Il fattore demografico è il più interessante da analizzare a livello macroeconomico: la percentuale di persone anziane, a causa dei bassi tassi di natalità in Europa, è in aumento, e nonostante l'immigrazione da Paesi extraeuropei, gli anziani rappresenteranno per consistenza il gruppo più importante a livello target per il turismo montano, ma non certamente nella sua componente “sport invernali”.
Ciò perché i turisti più anziani assegnano un alto valore alle opportunità ricreative rappresentate da paesaggi di elevata qualità e per molti di loro gli sport inverali non hanno posseggono alcun appeal, spesso anche in relazione alla capacità economica personale.
Il fattore climatico è altrettanto determinante: tra gli effetti del fenomeno noto come “riscaldamento globale” del pianeta, vi è quello di avere drasticamente ridotto la quantità di neve che cade sulle Alpi e la durata dell’innevamento naturale.
In Svizzera, per esempio, il limite delle nevi si è innalzato dai 1200 m ai 1500 m s.l.m. e le stazioni innevate durante la stagione invernale sono l’85% del totale; in prospettiva, nel 2050, saranno solo il 63%. Contemporaneamente decresce il numero di giornate idonee per sciare. Ciò è comune all’intero versante Sud delle Alpi, dove si riscontra la non redditività delle attività sciistiche, perfino in stazioni come "Les Portes du Soleil" a Wallis / Alta Savoia, Kitzbühel in Tirolo o Kranjska Gora in Slovenia.

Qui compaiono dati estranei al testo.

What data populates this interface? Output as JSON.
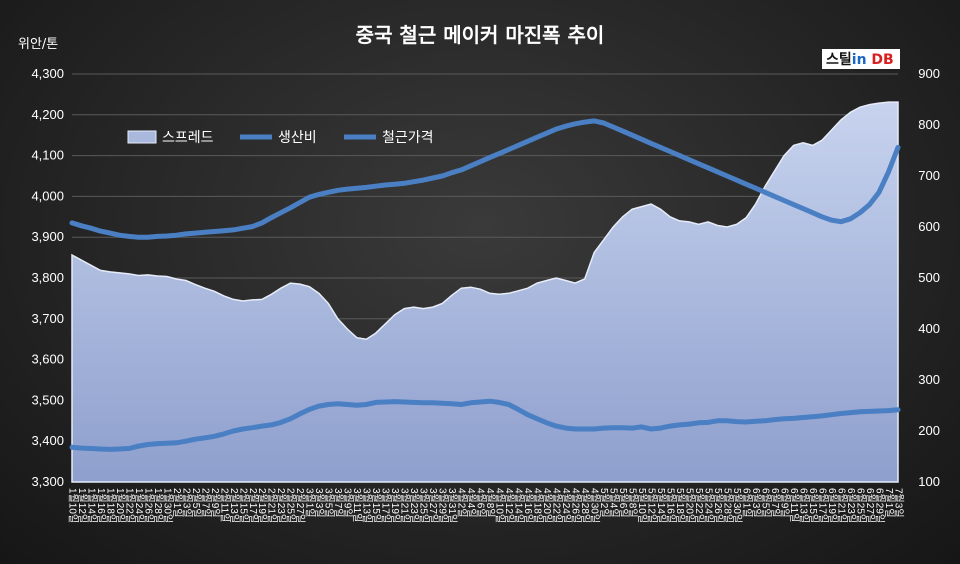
{
  "chart_data": {
    "type": "line",
    "title": "중국 철근 메이커 마진폭 추이",
    "unit_label": "위안/톤",
    "logo": {
      "part1": "스틸",
      "part2": "in",
      "part3": " DB"
    },
    "y_left": {
      "min": 3300,
      "max": 4300,
      "ticks": [
        "3,300",
        "3,400",
        "3,500",
        "3,600",
        "3,700",
        "3,800",
        "3,900",
        "4,000",
        "4,100",
        "4,200",
        "4,300"
      ]
    },
    "y_right": {
      "min": 100,
      "max": 900,
      "ticks": [
        "100",
        "200",
        "300",
        "400",
        "500",
        "600",
        "700",
        "800",
        "900"
      ]
    },
    "legend_position": "top-left",
    "x_labels": [
      "1월10일",
      "1월12일",
      "1월14일",
      "1월16일",
      "1월18일",
      "1월20일",
      "1월22일",
      "1월24일",
      "1월26일",
      "1월28일",
      "1월30일",
      "2월1일",
      "2월3일",
      "2월5일",
      "2월7일",
      "2월9일",
      "2월11일",
      "2월13일",
      "2월15일",
      "2월17일",
      "2월19일",
      "2월21일",
      "2월23일",
      "2월25일",
      "2월27일",
      "3월1일",
      "3월3일",
      "3월5일",
      "3월7일",
      "3월9일",
      "3월11일",
      "3월13일",
      "3월15일",
      "3월17일",
      "3월19일",
      "3월21일",
      "3월23일",
      "3월25일",
      "3월27일",
      "3월29일",
      "3월31일",
      "4월2일",
      "4월4일",
      "4월6일",
      "4월8일",
      "4월10일",
      "4월12일",
      "4월14일",
      "4월16일",
      "4월18일",
      "4월20일",
      "4월22일",
      "4월24일",
      "4월26일",
      "4월28일",
      "4월30일",
      "5월2일",
      "5월4일",
      "5월6일",
      "5월8일",
      "5월10일",
      "5월12일",
      "5월14일",
      "5월16일",
      "5월18일",
      "5월20일",
      "5월22일",
      "5월24일",
      "5월26일",
      "5월28일",
      "5월30일",
      "6월1일",
      "6월3일",
      "6월5일",
      "6월7일",
      "6월9일",
      "6월11일",
      "6월13일",
      "6월15일",
      "6월17일",
      "6월19일",
      "6월21일",
      "6월23일",
      "6월25일",
      "6월27일",
      "6월29일",
      "7월1일",
      "7월3일"
    ],
    "series": [
      {
        "name": "스프레드",
        "axis": "right",
        "kind": "area",
        "values": [
          545,
          535,
          525,
          515,
          512,
          510,
          508,
          505,
          506,
          504,
          503,
          498,
          495,
          487,
          480,
          474,
          465,
          458,
          455,
          457,
          458,
          468,
          480,
          490,
          488,
          483,
          470,
          450,
          420,
          400,
          383,
          380,
          392,
          410,
          428,
          440,
          443,
          440,
          443,
          450,
          466,
          480,
          482,
          478,
          470,
          468,
          470,
          475,
          480,
          490,
          495,
          500,
          495,
          490,
          498,
          550,
          575,
          600,
          620,
          635,
          640,
          645,
          635,
          620,
          612,
          610,
          605,
          610,
          603,
          600,
          605,
          618,
          645,
          680,
          710,
          740,
          760,
          765,
          760,
          770,
          790,
          810,
          825,
          835,
          840,
          843,
          845,
          845
        ],
        "color": "#a9b8dd"
      },
      {
        "name": "생산비",
        "axis": "left",
        "kind": "line",
        "values": [
          3385,
          3383,
          3382,
          3381,
          3380,
          3381,
          3382,
          3388,
          3392,
          3394,
          3395,
          3396,
          3400,
          3405,
          3408,
          3412,
          3418,
          3425,
          3430,
          3433,
          3437,
          3440,
          3446,
          3455,
          3467,
          3478,
          3486,
          3490,
          3492,
          3490,
          3488,
          3490,
          3495,
          3496,
          3497,
          3496,
          3495,
          3494,
          3494,
          3493,
          3492,
          3490,
          3494,
          3496,
          3498,
          3495,
          3490,
          3478,
          3465,
          3455,
          3445,
          3437,
          3432,
          3430,
          3430,
          3430,
          3432,
          3433,
          3433,
          3432,
          3435,
          3430,
          3432,
          3437,
          3440,
          3442,
          3445,
          3446,
          3450,
          3450,
          3448,
          3447,
          3449,
          3450,
          3453,
          3455,
          3456,
          3458,
          3460,
          3462,
          3465,
          3468,
          3470,
          3472,
          3473,
          3474,
          3475,
          3477
        ],
        "color": "#4a7fc4"
      },
      {
        "name": "철근가격",
        "axis": "left",
        "kind": "line",
        "values": [
          3935,
          3928,
          3922,
          3915,
          3910,
          3905,
          3902,
          3900,
          3900,
          3902,
          3903,
          3905,
          3908,
          3910,
          3912,
          3914,
          3916,
          3918,
          3922,
          3926,
          3935,
          3948,
          3960,
          3972,
          3985,
          3998,
          4005,
          4010,
          4015,
          4018,
          4020,
          4022,
          4025,
          4028,
          4030,
          4032,
          4036,
          4040,
          4045,
          4050,
          4058,
          4065,
          4075,
          4085,
          4095,
          4105,
          4115,
          4125,
          4135,
          4145,
          4155,
          4165,
          4172,
          4178,
          4182,
          4185,
          4180,
          4170,
          4160,
          4150,
          4140,
          4130,
          4120,
          4110,
          4100,
          4090,
          4080,
          4070,
          4060,
          4050,
          4040,
          4030,
          4020,
          4010,
          4000,
          3990,
          3980,
          3970,
          3960,
          3950,
          3942,
          3938,
          3945,
          3960,
          3980,
          4010,
          4060,
          4120
        ],
        "color": "#4a7fc4"
      }
    ]
  }
}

Il ricorso all’innevamento artificiale non potrà, da solo, restituire competitività agli impianti che, in ogni caso, dovrebbero essere collocati a quote più elevate di quelle attuali, con costi finanziariamente difficilmente sostenibili se non a fronte di sostanziosi contributi pubblici a carico, quindi, dei contribuenti. Assai difficilmente potrebbero reperirsi aiuti da soggetti privati, banche in primo luogo, che da anni declinano le richieste di finanziamenti nei confronti di attività legate agli sport invernali, ritenute sempre più rischiose e sempre meno redditizie.